1-Butanol: Extraction Solvent for Removing Quite Polar Organic Substances from Dilute Aqueous Solutions

Ethyl acetate is the most polar organic solvent organic chemists use regularly in extractions from large volumes of water. 1-Butanol is more polar but still only partially miscible with water. It follows that it should be more effecient for taking up polar solutes from water. There is a further advantage. 1-Butanol distils with water as a lower boiling azeotrope and the azeotropic composition separates into layers upon cooling, allowing, as we shall propose, solvent recycling.

 According to the CRC Handbook of Chemistry and Physics 55^th Edition, at atmospheric pressure, the azeotrope boils at 93.0°C and separates on cooling into an upper phase that is, by volume, 71.5% of the total distillate. This layer is 79.9% by weight 1-butanol and 20.1% water.

The azeotropic behaviour varies little, whether the pressure is atmospheric or as low as 30 mm. of mercury. At 30 mm. pressure, this azeotrope boils at just 29.0°C. Again, two phases separate on cooling with the butanol rich upper phase constituting 59.0% by volume. The phase contains 79.9% by weight 1-butanol.

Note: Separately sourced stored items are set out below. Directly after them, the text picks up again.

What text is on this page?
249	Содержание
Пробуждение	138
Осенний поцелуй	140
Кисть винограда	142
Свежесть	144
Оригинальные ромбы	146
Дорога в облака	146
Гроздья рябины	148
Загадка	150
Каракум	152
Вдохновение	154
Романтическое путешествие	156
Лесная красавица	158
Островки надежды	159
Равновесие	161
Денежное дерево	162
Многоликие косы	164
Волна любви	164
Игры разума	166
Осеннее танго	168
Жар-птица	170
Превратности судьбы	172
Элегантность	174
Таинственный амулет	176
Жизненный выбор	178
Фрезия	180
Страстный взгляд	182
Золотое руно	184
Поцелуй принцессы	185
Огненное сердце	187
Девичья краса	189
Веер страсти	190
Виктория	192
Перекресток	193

Despite these advantageous properties, this solvent is not popular, perhaps because this predominantly organic phase still contains 20.1 water weight % and would require special drying to get back pure 1-butanol. It would be interesting to see what the effect would be of adding 35 g of sodium chloride to 5 liters of this mixture of 1-butanol and water. I would not be surprised if most of the 1 liter of water separated as a brine!

My suggestion is to use the composition of the upper phase in the azeotrope’s distillate, which is 79.9%/20.1% 1-butanol/water by weight, as the original extraction phase for recovering polar organics from a dilute aqueous reaction mixture. First you would mix in about 35 g of salt for each liter of dilute aqueous solution to reduce partitioning of butanol into the material to be treated. Then you would perform multiple extractions on this mixture with this butanol-water composition. These would t be combined and distilled down to a convenient volume for product recovery by heating under 30 mm. vacuum to distil that azeotrope which comes over at the very moderate temperature of 29.0°C. After the distillate phases separate, the 59.0% percent by volume that constitutes the upper phase in the receiving vessel is of exactly the correct composition to be recycled as original extraction mixture in the next product batch!

This 79.9/20.1% 1-butanol/water composition might become so useful that it could end up commercially available!